Monday, March 4, 2013

On Morality and Technology

If one were to attempt to evaluate the morality of technology it might seem the first task would be to move from the general to the specific. Different technologies have different moral qualities, do they not? A medical imaging device that can save tens of thousands of lives is fundamentally different morally from a weapon system that is designed only to kill effectively. This is an extreme example and, as a long dead Greek gentleman once said, extreme cases make bad laws.

If we consider what technology does generally we might be able to make some general statements about it. Technology, in whatever guise, increases our ability to alter our circumstance, to tailor our environment to suit, to force reality to conform to our wishes. It seems like a certainty that any technology not specifically designed around a basic moral premise (like the Doctor's famous "do no harm") must necessarily be amoral at best and immoral as a general rule. The reasoning behind that judgment is unclear so let me explain.

One of the Great Russian Authors, I forget which one, noted a strange quirk of human nature; those who profess to love the human race as a whole tend to dislike humans as individuals and vice versa. I am one of those people who dislikes the species as a whole but likes individual representatives. I do not think highly of humans. We are venal, cruel, and brutish. It therefore follows that those things which increase our ability to act on our nature will result in an increase in venality, cruelty, and brutishness.

Whatever you think of the preceding argument, you will admit technological advances do not occur by themselves. The greatest engine the human species has ever created for spurring technological advance is capitalism. So the morality of technology can only properly be examined within the context of the capitalist societies that advance it. The first thing that must become apparent to anyone who has any knowledge of either history or anthropology is capitalist societies are spectacularly unkind. The are venal and avaricious by definition and brutish to those who are least capable of defending themselves. The more advanced the economy, the more unkind the society.

That is the downside of capitalism. Even its harshest critics will admit it creates wealth almost as well as it creates technology. But the division of wealth that is the heart of capitalism is, in many ways, its cruelest aspect. In non-capitalist societies (it would be more proper to describe them as pre-economic or pre-capitalist) it is almost universally true that no one starves until everyone starves. This is manifestly untrue about capitalist societies.
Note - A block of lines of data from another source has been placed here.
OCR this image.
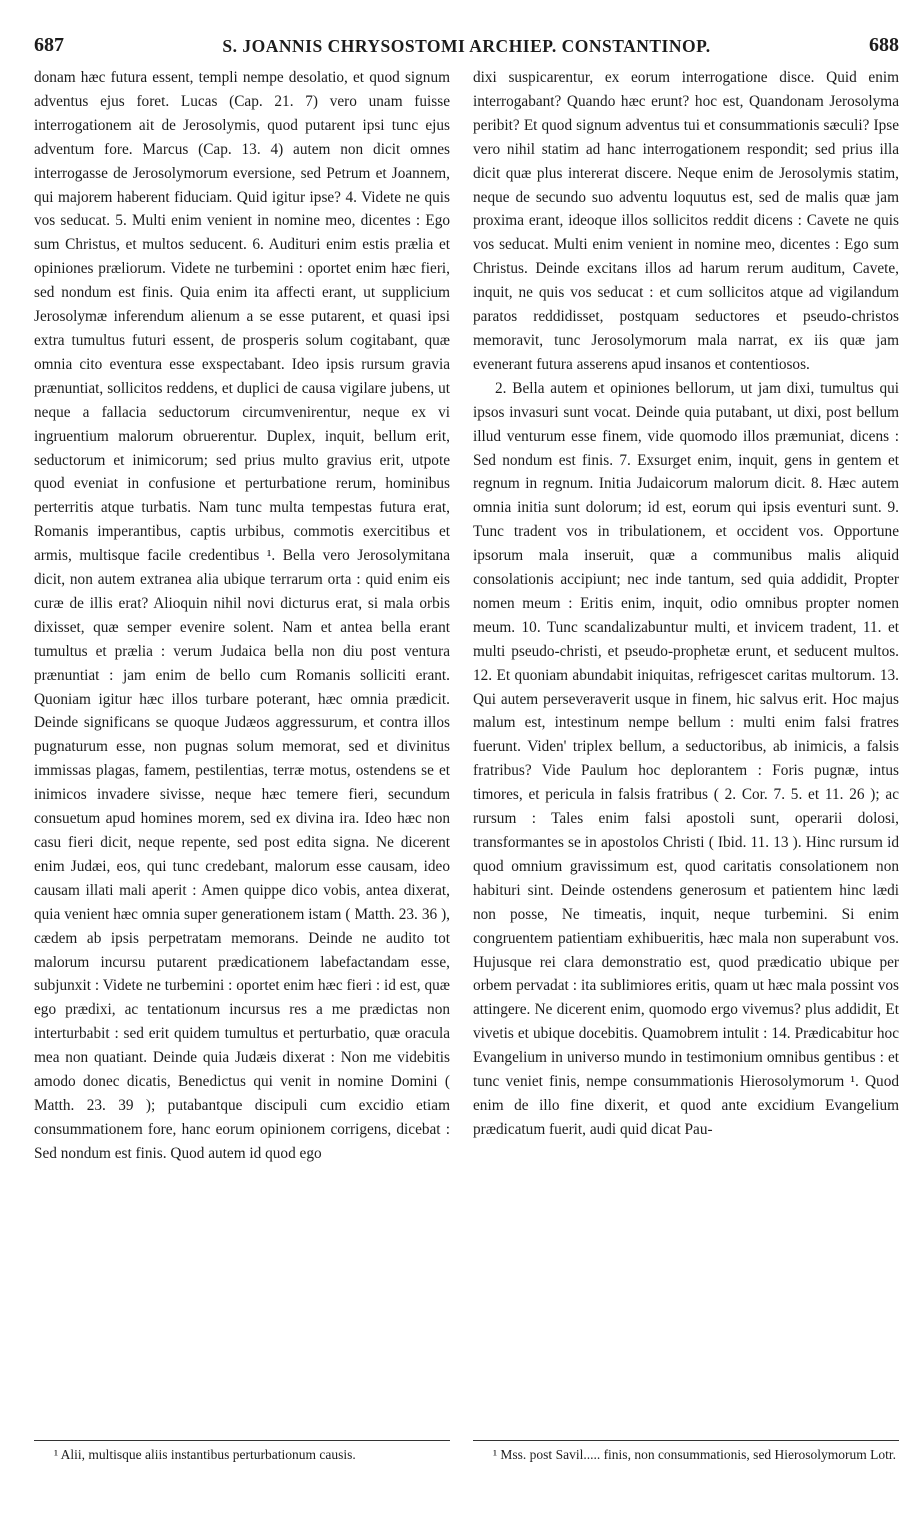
687	S. JOANNIS CHRYSOSTOMI ARCHIEP. CONSTANTINOP.	688

donam hæc futura essent, templi nempe desolatio, et quod signum adventus ejus foret. Lucas (Cap. 21. 7) vero unam fuisse interrogationem ait de Jerosolymis, quod putarent ipsi tunc ejus adventum fore. Marcus (Cap. 13. 4) autem non dicit omnes interrogasse de Jerosolymorum eversione, sed Petrum et Joannem, qui majorem haberent fiduciam. Quid igitur ipse? 4. Videte ne quis vos seducat. 5. Multi enim venient in nomine meo, dicentes : Ego sum Christus, et multos seducent. 6. Audituri enim estis prælia et opiniones præliorum. Videte ne turbemini : oportet enim hæc fieri, sed nondum est finis. Quia enim ita affecti erant, ut supplicium Jerosolymæ inferendum alienum a se esse putarent, et quasi ipsi extra tumultus futuri essent, de prosperis solum cogitabant, quæ omnia cito eventura esse exspectabant. Ideo ipsis rursum gravia prænuntiat, sollicitos reddens, et duplici de causa vigilare jubens, ut neque a fallacia seductorum circumvenirentur, neque ex vi ingruentium malorum obruerentur. Duplex, inquit, bellum erit, seductorum et inimicorum; sed prius multo gravius erit, utpote quod eveniat in confusione et perturbatione rerum, hominibus perterritis atque turbatis. Nam tunc multa tempestas futura erat, Romanis imperantibus, captis urbibus, commotis exercitibus et armis, multisque facile credentibus ¹. Bella vero Jerosolymitana dicit, non autem extranea alia ubique terrarum orta : quid enim eis curæ de illis erat? Alioquin nihil novi dicturus erat, si mala orbis dixisset, quæ semper evenire solent. Nam et antea bella erant tumultus et prælia : verum Judaica bella non diu post ventura prænuntiat : jam enim de bello cum Romanis solliciti erant. Quoniam igitur hæc illos turbare poterant, hæc omnia prædicit. Deinde significans se quoque Judæos aggressurum, et contra illos pugnaturum esse, non pugnas solum memorat, sed et divinitus immissas plagas, famem, pestilentias, terræ motus, ostendens se et inimicos invadere sivisse, neque hæc temere fieri, secundum consuetum apud homines morem, sed ex divina ira. Ideo hæc non casu fieri dicit, neque repente, sed post edita signa. Ne dicerent enim Judæi, eos, qui tunc credebant, malorum esse causam, ideo causam illati mali aperit : Amen quippe dico vobis, antea dixerat, quia venient hæc omnia super generationem istam ( Matth. 23. 36 ), cædem ab ipsis perpetratam memorans. Deinde ne audito tot malorum incursu putarent prædicationem labefactandam esse, subjunxit : Videte ne turbemini : oportet enim hæc fieri : id est, quæ ego prædixi, ac tentationum incursus res a me prædictas non interturbabit : sed erit quidem tumultus et perturbatio, quæ oracula mea non quatiant. Deinde quia Judæis dixerat : Non me videbitis amodo donec dicatis, Benedictus qui venit in nomine Domini ( Matth. 23. 39 ); putabantque discipuli cum excidio etiam consummationem fore, hanc eorum opinionem corrigens, dicebat : Sed nondum est finis. Quod autem id quod ego

dixi suspicarentur, ex eorum interrogatione disce. Quid enim interrogabant? Quando hæc erunt? hoc est, Quandonam Jerosolyma peribit? Et quod signum adventus tui et consummationis sæculi? Ipse vero nihil statim ad hanc interrogationem respondit; sed prius illa dicit quæ plus intererat discere. Neque enim de Jerosolymis statim, neque de secundo suo adventu loquutus est, sed de malis quæ jam proxima erant, ideoque illos sollicitos reddit dicens : Cavete ne quis vos seducat. Multi enim venient in nomine meo, dicentes : Ego sum Christus. Deinde excitans illos ad harum rerum auditum, Cavete, inquit, ne quis vos seducat : et cum sollicitos atque ad vigilandum paratos reddidisset, postquam seductores et pseudo-christos memoravit, tunc Jerosolymorum mala narrat, ex iis quæ jam evenerant futura asserens apud insanos et contentiosos.

2. Bella autem et opiniones bellorum, ut jam dixi, tumultus qui ipsos invasuri sunt vocat. Deinde quia putabant, ut dixi, post bellum illud venturum esse finem, vide quomodo illos præmuniat, dicens : Sed nondum est finis. 7. Exsurget enim, inquit, gens in gentem et regnum in regnum. Initia Judaicorum malorum dicit. 8. Hæc autem omnia initia sunt dolorum; id est, eorum qui ipsis eventuri sunt. 9. Tunc tradent vos in tribulationem, et occident vos. Opportune ipsorum mala inseruit, quæ a communibus malis aliquid consolationis accipiunt; nec inde tantum, sed quia addidit, Propter nomen meum : Eritis enim, inquit, odio omnibus propter nomen meum. 10. Tunc scandalizabuntur multi, et invicem tradent, 11. et multi pseudo-christi, et pseudo-prophetæ erunt, et seducent multos. 12. Et quoniam abundabit iniquitas, refrigescet caritas multorum. 13. Qui autem perseveraverit usque in finem, hic salvus erit. Hoc majus malum est, intestinum nempe bellum : multi enim falsi fratres fuerunt. Viden' triplex bellum, a seductoribus, ab inimicis, a falsis fratribus? Vide Paulum hoc deplorantem : Foris pugnæ, intus timores, et pericula in falsis fratribus ( 2. Cor. 7. 5. et 11. 26 ); ac rursum : Tales enim falsi apostoli sunt, operarii dolosi, transformantes se in apostolos Christi ( Ibid. 11. 13 ). Hinc rursum id quod omnium gravissimum est, quod caritatis consolationem non habituri sint. Deinde ostendens generosum et patientem hinc lædi non posse, Ne timeatis, inquit, neque turbemini. Si enim congruentem patientiam exhibueritis, hæc mala non superabunt vos. Hujusque rei clara demonstratio est, quod prædicatio ubique per orbem pervadat : ita sublimiores eritis, quam ut hæc mala possint vos attingere. Ne dicerent enim, quomodo ergo vivemus? plus addidit, Et vivetis et ubique docebitis. Quamobrem intulit : 14. Prædicabitur hoc Evangelium in universo mundo in testimonium omnibus gentibus : et tunc veniet finis, nempe consummationis Hierosolymorum ¹. Quod enim de illo fine dixerit, et quod ante excidium Evangelium prædicatum fuerit, audi quid dicat Pau-

¹ Alii, multisque aliis instantibus perturbationum causis.	¹ Mss. post Savil..... finis, non consummationis, sed Hierosolymorum Lotr.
In the smaller picture, at the level of the individual wondering whether or not to purchase a new technology, economics is also germane. I am writing this on an old MacBook Pro. While I love this computer (and have since I bought it) I can't quite bring myself to purchase another while Chinese workers in Apple factories are committing suicide to protest working conditions or while minerals necessary to build a replacement are mined by slaves in some of the worst places in the world.

Morality, it is worth remembering, it not something I do to myself, but how I act towards others. And in the world in which we live money is a form of action. I don't bother myself about my money making executives even more ridiculously wealthy but I cannot help but be bothered when the way I use my money makes some of the most miserable people on the planet even more miserable.